Hydrogen production from waste aluminum
Moscow Iron and Steel Institute of Russia developed the chemical hydrogen production technology and experimental device of aluminum and nonferrous metal waste, the hydrogen produced can be used for vehicle power supply system and fixed small electric power devices.
The research team developed a complete set of chemical hydrogen production technologies using waste aluminum as the reactant in the "aluminum-Water" system, including the analysis of raw materials, waste aluminum powder treatment plan, selection of oxidation process parameters, storage and transportation requirements of the prepared solid metal reactant, etc. An oxidizer and an experimental apparatus for hydrogen production from waste aluminum have been developed. The device is suitable for treating waste aluminum and other hydrolyzed metals to prepare hydrogen fuel with reliable explosion-proof property. Due to the easy formation of oxidation protective film on the surface of metal aluminum, isolating the contact between oxidant and metal aluminum and inhibiting the chemical reaction, the scientific research team added mechanical activation to the whole technology to prevent the formation of oxidation protective film.

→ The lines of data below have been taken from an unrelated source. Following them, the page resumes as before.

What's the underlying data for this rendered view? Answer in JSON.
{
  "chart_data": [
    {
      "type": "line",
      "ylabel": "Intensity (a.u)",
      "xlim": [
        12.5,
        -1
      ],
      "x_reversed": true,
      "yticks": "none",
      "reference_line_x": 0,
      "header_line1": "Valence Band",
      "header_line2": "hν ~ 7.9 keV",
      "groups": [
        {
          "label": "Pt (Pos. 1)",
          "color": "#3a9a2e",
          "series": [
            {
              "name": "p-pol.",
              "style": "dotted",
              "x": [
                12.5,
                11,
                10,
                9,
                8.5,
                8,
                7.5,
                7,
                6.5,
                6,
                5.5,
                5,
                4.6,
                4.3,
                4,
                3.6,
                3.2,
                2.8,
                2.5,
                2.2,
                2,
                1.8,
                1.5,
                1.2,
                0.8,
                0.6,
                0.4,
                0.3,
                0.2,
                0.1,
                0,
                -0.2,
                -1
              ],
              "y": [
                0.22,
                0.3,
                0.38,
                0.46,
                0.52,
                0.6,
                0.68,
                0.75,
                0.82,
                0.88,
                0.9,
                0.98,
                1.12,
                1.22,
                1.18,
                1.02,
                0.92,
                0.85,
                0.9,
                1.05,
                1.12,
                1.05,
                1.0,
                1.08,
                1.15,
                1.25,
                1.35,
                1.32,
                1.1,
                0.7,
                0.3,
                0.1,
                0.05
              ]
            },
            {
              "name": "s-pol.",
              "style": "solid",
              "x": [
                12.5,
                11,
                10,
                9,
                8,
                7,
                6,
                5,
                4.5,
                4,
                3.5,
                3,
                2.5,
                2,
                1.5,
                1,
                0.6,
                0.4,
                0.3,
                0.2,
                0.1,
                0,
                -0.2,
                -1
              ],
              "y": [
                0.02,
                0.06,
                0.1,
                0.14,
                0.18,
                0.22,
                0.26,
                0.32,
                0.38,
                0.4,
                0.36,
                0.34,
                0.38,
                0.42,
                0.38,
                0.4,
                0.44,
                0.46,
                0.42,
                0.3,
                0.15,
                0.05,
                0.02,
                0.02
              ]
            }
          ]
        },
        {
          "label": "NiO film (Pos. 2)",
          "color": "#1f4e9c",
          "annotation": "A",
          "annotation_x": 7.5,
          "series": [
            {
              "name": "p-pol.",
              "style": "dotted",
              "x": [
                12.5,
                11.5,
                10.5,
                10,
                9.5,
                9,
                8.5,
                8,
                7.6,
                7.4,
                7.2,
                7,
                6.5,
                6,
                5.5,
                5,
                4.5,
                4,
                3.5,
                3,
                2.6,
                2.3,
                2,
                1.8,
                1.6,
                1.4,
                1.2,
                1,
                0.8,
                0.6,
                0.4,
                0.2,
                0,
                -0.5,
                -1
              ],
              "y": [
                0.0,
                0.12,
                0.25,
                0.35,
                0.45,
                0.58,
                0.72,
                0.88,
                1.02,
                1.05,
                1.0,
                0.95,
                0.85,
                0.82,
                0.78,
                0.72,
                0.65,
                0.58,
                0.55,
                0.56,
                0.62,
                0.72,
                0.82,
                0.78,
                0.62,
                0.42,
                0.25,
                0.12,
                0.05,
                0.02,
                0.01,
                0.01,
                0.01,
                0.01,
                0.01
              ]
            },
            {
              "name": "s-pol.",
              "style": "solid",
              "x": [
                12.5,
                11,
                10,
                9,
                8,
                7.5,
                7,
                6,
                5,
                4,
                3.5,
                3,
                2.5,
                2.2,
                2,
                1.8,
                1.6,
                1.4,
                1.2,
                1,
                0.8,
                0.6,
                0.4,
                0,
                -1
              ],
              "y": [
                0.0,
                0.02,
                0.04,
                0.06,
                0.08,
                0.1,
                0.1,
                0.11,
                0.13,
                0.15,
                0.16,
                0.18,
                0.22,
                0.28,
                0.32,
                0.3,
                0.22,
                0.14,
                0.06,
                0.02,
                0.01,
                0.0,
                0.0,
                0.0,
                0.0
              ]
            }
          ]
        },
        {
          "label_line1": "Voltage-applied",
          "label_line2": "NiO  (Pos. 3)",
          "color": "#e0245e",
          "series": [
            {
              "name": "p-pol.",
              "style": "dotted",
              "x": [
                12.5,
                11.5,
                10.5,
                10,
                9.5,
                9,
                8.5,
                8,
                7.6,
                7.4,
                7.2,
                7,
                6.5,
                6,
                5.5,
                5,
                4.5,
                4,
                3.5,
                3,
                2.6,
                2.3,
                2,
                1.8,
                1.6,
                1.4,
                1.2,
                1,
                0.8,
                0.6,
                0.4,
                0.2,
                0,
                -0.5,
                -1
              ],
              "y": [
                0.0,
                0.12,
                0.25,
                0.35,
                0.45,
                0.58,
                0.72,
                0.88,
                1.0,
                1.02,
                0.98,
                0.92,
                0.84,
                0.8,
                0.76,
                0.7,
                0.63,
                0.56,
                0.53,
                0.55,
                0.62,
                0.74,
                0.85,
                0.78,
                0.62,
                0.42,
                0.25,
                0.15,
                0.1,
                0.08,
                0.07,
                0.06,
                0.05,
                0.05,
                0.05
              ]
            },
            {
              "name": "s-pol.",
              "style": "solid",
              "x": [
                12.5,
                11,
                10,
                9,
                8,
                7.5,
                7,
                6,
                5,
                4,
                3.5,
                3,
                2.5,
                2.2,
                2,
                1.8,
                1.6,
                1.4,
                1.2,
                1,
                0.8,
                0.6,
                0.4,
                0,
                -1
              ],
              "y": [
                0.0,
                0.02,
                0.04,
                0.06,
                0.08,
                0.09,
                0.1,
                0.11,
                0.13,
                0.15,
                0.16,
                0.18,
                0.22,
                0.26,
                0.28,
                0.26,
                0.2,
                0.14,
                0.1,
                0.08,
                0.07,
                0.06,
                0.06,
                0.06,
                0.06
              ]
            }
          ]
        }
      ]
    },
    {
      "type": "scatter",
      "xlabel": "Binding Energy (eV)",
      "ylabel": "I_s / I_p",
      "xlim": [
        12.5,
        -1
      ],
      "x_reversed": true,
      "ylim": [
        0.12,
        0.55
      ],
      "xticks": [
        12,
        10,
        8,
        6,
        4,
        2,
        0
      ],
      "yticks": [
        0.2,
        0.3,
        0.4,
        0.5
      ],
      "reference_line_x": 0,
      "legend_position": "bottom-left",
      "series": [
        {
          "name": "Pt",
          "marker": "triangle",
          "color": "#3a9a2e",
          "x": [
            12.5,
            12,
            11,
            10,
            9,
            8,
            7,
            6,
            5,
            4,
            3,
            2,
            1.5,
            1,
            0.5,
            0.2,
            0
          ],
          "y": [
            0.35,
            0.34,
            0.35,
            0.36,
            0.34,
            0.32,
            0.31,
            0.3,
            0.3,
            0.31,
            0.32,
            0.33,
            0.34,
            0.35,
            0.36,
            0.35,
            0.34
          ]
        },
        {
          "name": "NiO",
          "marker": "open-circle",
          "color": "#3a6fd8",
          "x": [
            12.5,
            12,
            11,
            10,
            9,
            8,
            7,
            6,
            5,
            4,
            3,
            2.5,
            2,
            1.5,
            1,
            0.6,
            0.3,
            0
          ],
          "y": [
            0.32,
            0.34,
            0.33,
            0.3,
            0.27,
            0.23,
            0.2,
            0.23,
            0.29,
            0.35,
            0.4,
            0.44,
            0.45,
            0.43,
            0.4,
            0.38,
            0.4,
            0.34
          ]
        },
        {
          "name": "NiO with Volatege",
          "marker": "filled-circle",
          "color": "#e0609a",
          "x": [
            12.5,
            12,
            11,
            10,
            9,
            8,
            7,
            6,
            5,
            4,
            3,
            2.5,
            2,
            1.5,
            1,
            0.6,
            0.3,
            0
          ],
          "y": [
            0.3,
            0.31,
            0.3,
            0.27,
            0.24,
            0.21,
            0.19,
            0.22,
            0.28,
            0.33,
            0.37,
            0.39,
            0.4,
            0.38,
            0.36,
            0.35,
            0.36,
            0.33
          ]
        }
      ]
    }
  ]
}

Aluminium reacts with water to produce hydrogen, which can be used in fuel cells to generate electricity. A 15-gram drink can holds a chemical capacity of 255 kilojoules, which translates to 20 metres of fuel for a five-litre car. Russia can produce 2 billion to 3 billion aluminum cans every year, about more than 40,000 tons of pure aluminum, while the whole European market size of recycled aluminum is up to 10 million tons, half of which is not effectively utilized.
Aluminum is an active metal, which is slowly oxidized in the air. The discarded aluminum will corrode away in a short time. On the one hand, valuable metals are not effectively used. On the other hand, the hydrogen released pollutes the environment. The technology will give these aluminum cans a way out in the hope of making a breakthrough in clean energy.